Page 84 of Firefly Effect

She leans back slightly. “Do you think it was the Firefly Man who left that note in my bar?”

“Whoever wrote it certainly wanted you to think so.” There’s no point in lying now. I search her eyes, worried what this next bit of information might do to her. “Which leads me to wonder…”

Evie looks pale as she begins to realize what I’m saying. “W-what?”

“If the killer wrote that note and that firefly map is accurately assuming the killer is returning to the original kill site, maybe the Firefly Man isn’t just returning here…maybe he lives right here in Bryson City.”

CHAPTER

THIRTY-ONE

EVELYN

The next week is a whirlwind. I’m a robot before, during, and after work. My staff, somehow, just knows to pick up the pieces. They don’t ask too many questions, and part of me wonders if they assume Lincoln and I broke up… not that we were ever officially together.

He hasn’t come by like he used to, thanks to my request that he give me some time. That doesn’t mean he hasn’t parked his car outside of Firefly after Lucy goes to bed, all to watch over my building until five in the morning. Then he returns home, gets Lucy ready for school, works, and comes back for his nighttime shift.

I refuse to let him in. I’m still grappling with his lie. Still trying to make sense of the fact that he—Foster—has been out there the whole time while I’ve been scouring the internet for any sign of him. In a way, I’m angry that he’s let fourteen years go by without confronting me. Maybe a little embarrassed too. I was the closest link he had to Carley after his family rejected him, yet he never came to check on me. Never wanted to know how I was doing.

Foster and Lincoln are beginning to blur into the same person, making the man I fell for so hard and fast into a complete stranger. How does that happen?And how do I get past this? Or worse, do I get past this? I have so many questions but no one to help me find the answers. I won’t go to Lincoln, and I still can’t get ahold of J.D.

Frustration rushes through me as I look at the time, knowing what I must do. It’s four in the evening on Thursday. That’s three hours until Kyle’s shift ends, giving me just enough time.

After letting Kyle know I’ll be back, I skip out the front door and quickly tap into my rideshare app. Ten minutes later, I pull up to J.D.'s driveway, but no cars are parked in the drive. I let my driver leave anyway, determined to wait as long as I need to. I’m not leaving until I speak to him.

I approach the front door. When I raise my fist to knock, I stop myself, knowing that I’m risking a repeat of the events of last time, that Gena will open the door and turn me away. There needs to be another way to get to J.D.

“Come to the back,” a male voice whispers.

My heart catches in my throat and I look around, trying to find the owner of the voice.

“J.D.?” I ask, still searching the open space around me.

“He’s watching you.” Another whisper, this one more haunting than the first.

I look behind me and notice the same faded black car across the street.
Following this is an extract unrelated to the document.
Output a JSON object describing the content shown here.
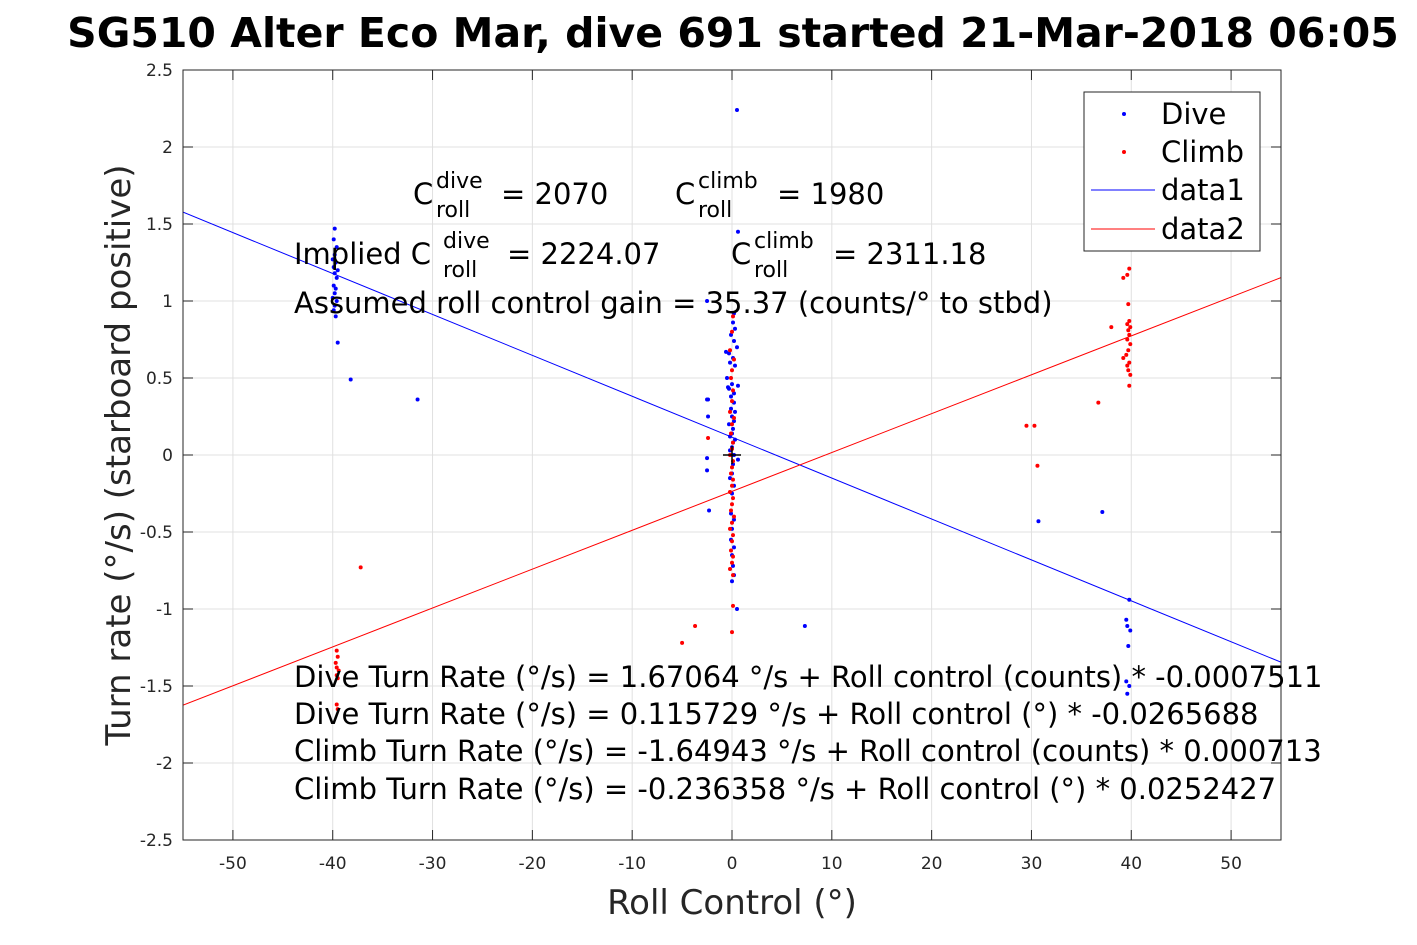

Holy shit, someone is watching me.

“We don’t have much time,” the voice says.

Tearing my eyes from the black car, my heart begins to beat fast. I should run—just take off at a sprint and get the hell out of here. But while I know spending one more second here is only sending me into a deep end when I’ve never learned to swim, I’m so desperate for a chance to speak with J.D. that I don’t listen to my own warnings.

A stone path circles the house, overgrowth sticking up between the rocks. I follow it blindly, my mission to see J.D. surpassing any regard for my safety.

At the back of the house, nothing is fenced in. It’s just an acre or so of land and woods surrounding it. A chill snakes up my spine as I turn back to the house.

“He can’t know we’re talking,” whispers the same voice from the front of the house. It seems to be coming from a screened window.

The lump in my throat is leaving little room to swallow. “W-who?” As if I need confirmation. He could only be talking about one person.

“Why are you here, Evelyn?”

I squeeze my eyes shut, finally recognizing the familiarity of the voice, even in a whisper. J.D. was my only comfort for so many years, besides Patrick. “I need to talk to you,” I whisper back. “There’s no one who understands me like you do.”

“What about Doctor Reed?”

I let out a shaky breath. “You mean Foster Pruitt?”

Silence fills the air. “I’m sorry, what?” J.D.’s voice rises slightly.